Zamknięcie „Po prostu”
W październiku 1956 r. „Po prostu” osiągnął nakład 150 tys. egzemplarzy. Był to szczytowy moment popularności tego czasopisma i nadziei wyrażanych przez jego redaktorów i czytelników. Wkrótce potem ich entuzjazm zamienił się w rozczarowanie rządami Władysława Gomułki i prowadzonym przez niego „wygaszaniem” odwilży. 2 października 1957 r. KC PZPR podjął decyzję o zamknięciu tygodnika. W uzasadnieniu opublikowanym na łamach „Trybuny Ludu” pisano: „Sekretariat KC PZPR stwierdza, że zespół +Po prostu+, w tym również członkowie partii w nim pracujący, od wielu miesięcy przeciwdziałał realizacji uchwał podjętych przez naczelne instancje partyjne, zszedł na pozycje jałowych negacji, przedstawiał w fałszywym świetle polityczną i gospodarczą rzeczywistość kraju, szerzył niewiarę w realność budownictwa socjalizmu i w wielu sprawach głosił koncepcje burżuazyjne”. Zamknięcie tytułu wywołało protesty studentów. W Warszawie przez kilka dni dochodziło do starć manifestantów z ZOMO i MO. Aresztowano ponad 530 osób. Jeden z demonstrantów poniósł śmierć. Moment ten jest przez historyków uznawany za symboliczny koniec „polskiego Października”.

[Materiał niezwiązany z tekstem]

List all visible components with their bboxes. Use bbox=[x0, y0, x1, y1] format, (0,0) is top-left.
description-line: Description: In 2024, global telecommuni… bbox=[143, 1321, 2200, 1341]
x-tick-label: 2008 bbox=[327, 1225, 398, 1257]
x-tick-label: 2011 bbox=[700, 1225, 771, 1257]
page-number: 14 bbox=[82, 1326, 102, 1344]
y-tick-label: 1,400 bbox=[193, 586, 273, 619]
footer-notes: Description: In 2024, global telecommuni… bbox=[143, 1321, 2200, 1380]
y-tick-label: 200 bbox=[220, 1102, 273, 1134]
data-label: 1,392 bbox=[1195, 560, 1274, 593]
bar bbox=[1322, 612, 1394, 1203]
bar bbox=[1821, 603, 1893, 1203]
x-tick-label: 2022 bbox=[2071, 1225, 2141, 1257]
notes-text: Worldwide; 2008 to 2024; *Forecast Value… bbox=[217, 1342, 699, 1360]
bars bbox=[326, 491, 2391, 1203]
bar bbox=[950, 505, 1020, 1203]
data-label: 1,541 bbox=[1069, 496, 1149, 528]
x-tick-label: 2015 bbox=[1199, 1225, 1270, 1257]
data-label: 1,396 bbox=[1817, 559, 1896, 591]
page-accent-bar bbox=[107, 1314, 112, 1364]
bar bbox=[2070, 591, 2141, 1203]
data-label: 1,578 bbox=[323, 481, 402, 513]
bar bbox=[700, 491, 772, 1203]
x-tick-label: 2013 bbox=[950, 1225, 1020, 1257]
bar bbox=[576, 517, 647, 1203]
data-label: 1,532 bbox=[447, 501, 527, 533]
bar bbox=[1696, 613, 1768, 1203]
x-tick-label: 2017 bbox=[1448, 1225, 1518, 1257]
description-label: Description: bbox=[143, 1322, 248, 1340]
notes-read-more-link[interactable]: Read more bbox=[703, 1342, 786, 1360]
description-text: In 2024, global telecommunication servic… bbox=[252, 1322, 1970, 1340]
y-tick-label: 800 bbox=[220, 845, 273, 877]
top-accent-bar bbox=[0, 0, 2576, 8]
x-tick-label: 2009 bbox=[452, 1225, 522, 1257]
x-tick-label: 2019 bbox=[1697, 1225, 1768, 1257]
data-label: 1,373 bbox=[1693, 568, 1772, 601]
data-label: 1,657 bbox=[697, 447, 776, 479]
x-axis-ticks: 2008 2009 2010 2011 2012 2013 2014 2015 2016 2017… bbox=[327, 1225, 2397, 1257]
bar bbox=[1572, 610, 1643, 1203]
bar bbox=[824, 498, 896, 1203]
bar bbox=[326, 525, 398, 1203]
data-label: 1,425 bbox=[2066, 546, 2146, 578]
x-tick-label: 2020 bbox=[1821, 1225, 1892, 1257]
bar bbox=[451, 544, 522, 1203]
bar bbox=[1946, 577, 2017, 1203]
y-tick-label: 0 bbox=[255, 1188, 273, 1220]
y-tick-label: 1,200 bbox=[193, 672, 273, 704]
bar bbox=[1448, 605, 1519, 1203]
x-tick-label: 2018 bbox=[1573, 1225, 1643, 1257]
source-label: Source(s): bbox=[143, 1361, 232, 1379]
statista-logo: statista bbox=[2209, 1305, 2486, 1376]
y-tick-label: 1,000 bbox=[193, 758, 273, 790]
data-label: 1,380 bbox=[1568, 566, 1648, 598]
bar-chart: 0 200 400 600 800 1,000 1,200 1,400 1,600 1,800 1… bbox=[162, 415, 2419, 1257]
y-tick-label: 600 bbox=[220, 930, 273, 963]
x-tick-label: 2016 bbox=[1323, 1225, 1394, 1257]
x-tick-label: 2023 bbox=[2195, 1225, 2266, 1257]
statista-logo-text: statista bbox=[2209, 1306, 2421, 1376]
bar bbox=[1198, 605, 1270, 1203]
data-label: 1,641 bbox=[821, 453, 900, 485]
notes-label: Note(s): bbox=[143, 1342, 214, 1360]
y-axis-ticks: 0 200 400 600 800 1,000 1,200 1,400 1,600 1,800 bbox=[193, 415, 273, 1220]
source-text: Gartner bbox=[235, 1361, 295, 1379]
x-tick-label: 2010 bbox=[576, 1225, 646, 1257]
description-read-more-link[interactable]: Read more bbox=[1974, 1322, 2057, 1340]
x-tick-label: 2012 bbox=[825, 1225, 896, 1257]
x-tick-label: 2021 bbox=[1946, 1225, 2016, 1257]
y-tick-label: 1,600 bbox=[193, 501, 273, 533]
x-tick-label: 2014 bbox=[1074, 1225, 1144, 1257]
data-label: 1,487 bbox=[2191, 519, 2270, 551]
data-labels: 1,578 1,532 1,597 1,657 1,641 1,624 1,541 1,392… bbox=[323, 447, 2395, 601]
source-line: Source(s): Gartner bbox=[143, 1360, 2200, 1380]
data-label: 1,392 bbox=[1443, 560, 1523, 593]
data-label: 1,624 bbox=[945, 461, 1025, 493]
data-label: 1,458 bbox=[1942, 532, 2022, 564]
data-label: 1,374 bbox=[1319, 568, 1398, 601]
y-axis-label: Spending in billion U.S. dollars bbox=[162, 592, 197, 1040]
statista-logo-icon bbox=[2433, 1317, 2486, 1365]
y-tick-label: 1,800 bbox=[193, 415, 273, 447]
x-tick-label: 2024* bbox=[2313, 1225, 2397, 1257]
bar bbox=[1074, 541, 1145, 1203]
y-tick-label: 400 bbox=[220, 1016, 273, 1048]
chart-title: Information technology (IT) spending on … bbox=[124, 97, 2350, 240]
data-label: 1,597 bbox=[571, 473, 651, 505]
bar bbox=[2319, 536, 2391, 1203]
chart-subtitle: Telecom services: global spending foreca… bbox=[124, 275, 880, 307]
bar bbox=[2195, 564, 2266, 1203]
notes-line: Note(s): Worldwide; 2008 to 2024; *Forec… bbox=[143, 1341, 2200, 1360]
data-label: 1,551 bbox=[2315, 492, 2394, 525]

Po latach Jan Olszewski rozważał przyczyny niepowodzenia głębokiej zmiany systemu politycznego i społecznego w 1956 r. W rozmowie z dziennikarką Radia Wolna Europa opublikowanej przez paryską „Kulturę” w trakcie stanu wojennego przyszły premier (ukrywający się wtedy pod pseudonimem Epsilon) podkreślił, że do realnej i trwałej zmiany systemu w 1956 r. zabrakło zorganizowanego i ogólnopolskiego ruchu robotniczego: „Widziałem, jak to się działo. Jak ta władza z dnia na dzień dosłownie przestawała istnieć, jak się nagle rozpadały komitety, znikały urzędy bezpieczeństwa. To wszystko działo się w tempie bardziej przyspieszonym niż w 1980 czy 1981 r. Ale jednak mimo wszystko była między tymi, powiedzmy, kolejnymi erupcjami nastrojów pewna jakościowa różnica. Ona się w moim przekonaniu bierze stąd, że w roku 1980 po raz pierwszy w tej skali jako samodzielna społeczna siła wystąpili robotnicy”.